Geometric structure of multi-form-field isotropic inflation and primordial fluctuations

TL;DR

This paper explores how the geometry of multi-form-field space influences inflation, revealing a destabilization mechanism, classifying models, and predicting distinctive primordial fluctuation features that can be tested observationally.

Contribution

It introduces the geometric destabilization mechanism in multi-form-field inflation and analyzes the resulting phases and primordial fluctuation characteristics.

Findings

Destabilization leads to a new inflationary phase, such as anisotropic inflation.

Scalar-to-tensor ratio is suppressed with large one-form fields.

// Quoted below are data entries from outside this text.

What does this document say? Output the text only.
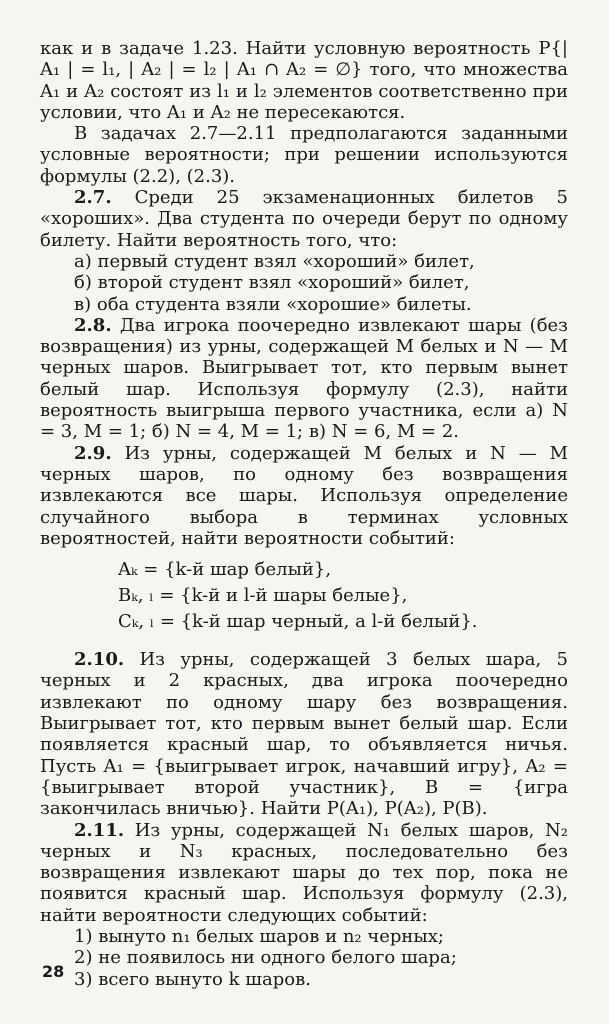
как и в задаче 1.23. Найти условную вероятность P{| A₁ | = l₁, | A₂ | = l₂ | A₁ ∩ A₂ = ∅} того, что множества A₁ и A₂ состоят из l₁ и l₂ элементов соответственно при условии, что A₁ и A₂ не пересекаются.

В задачах 2.7—2.11 предполагаются заданными условные вероятности; при решении используются формулы (2.2), (2.3).

2.7. Среди 25 экзаменационных билетов 5 «хороших». Два студента по очереди берут по одному билету. Найти вероятность того, что:

а) первый студент взял «хороший» билет,
б) второй студент взял «хороший» билет,
в) оба студента взяли «хорошие» билеты.

2.8. Два игрока поочередно извлекают шары (без возвращения) из урны, содержащей M белых и N — M черных шаров. Выигрывает тот, кто первым вынет белый шар. Используя формулу (2.3), найти вероятность выигрыша первого участника, если а) N = 3, M = 1; б) N = 4, M = 1; в) N = 6, M = 2.

2.9. Из урны, содержащей M белых и N — M черных шаров, по одному без возвращения извлекаются все шары. Используя определение случайного выбора в терминах условных вероятностей, найти вероятности событий:

Aₖ = {k-й шар белый},
Bₖ, ₗ = {k-й и l-й шары белые},
Cₖ, ₗ = {k-й шар черный, а l-й белый}.

2.10. Из урны, содержащей 3 белых шара, 5 черных и 2 красных, два игрока поочередно извлекают по одному шару без возвращения. Выигрывает тот, кто первым вынет белый шар. Если появляется красный шар, то объявляется ничья. Пусть A₁ = {выигрывает игрок, начавший игру}, A₂ = {выигрывает второй участник}, B = {игра закончилась вничью}. Найти P(A₁), P(A₂), P(B).

2.11. Из урны, содержащей N₁ белых шаров, N₂ черных и N₃ красных, последовательно без возвращения извлекают шары до тех пор, пока не появится красный шар. Используя формулу (2.3), найти вероятности следующих событий:

1) вынуто n₁ белых шаров и n₂ черных;
2) не появилось ни одного белого шара;
3) всего вынуто k шаров.
28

Primordial fluctuations show features similar to hyperbolic inflation.

Abstract

An inflationary scenario is expected to be embedded into an ultraviolet (UV) complete theory such as string theory. The effect of UV complete theories may appear as nontrivial kinetic terms in the low energy effective field theory, which provides a nontrivial geometry in field space. In this paper, we study the effect of the geometry of multi-form-field space on an inflationary scenario. In particular, we focus on the geometric destabilization mechanism which induces the phase transition from the conventional slow-roll inflation to a novel inflationary scenario. Anisotropic inflation is a typical example of the new phase. To conform to observations, we restrict us to isotropic configuration of form fields. We clarify the conditions for the onset of the destabilization and reveal the geometric structure of attractors after the destabilization. We classify the viable models from the observational point of view. We also investigate the features of the primordial fluctuations and find the similarity to hyperbolic inflation. By calculating the power spectrum, we make several phenomenological predictions which are useful to discriminate our models from others inflation models. We found the scalar-to-tensor $r$ will be suppressed by large one-form gauge fields, while it has the same order as the slow roll parameter $r\sim\mathcal{O}(1)\epsilon$ for large two-from gauge fields.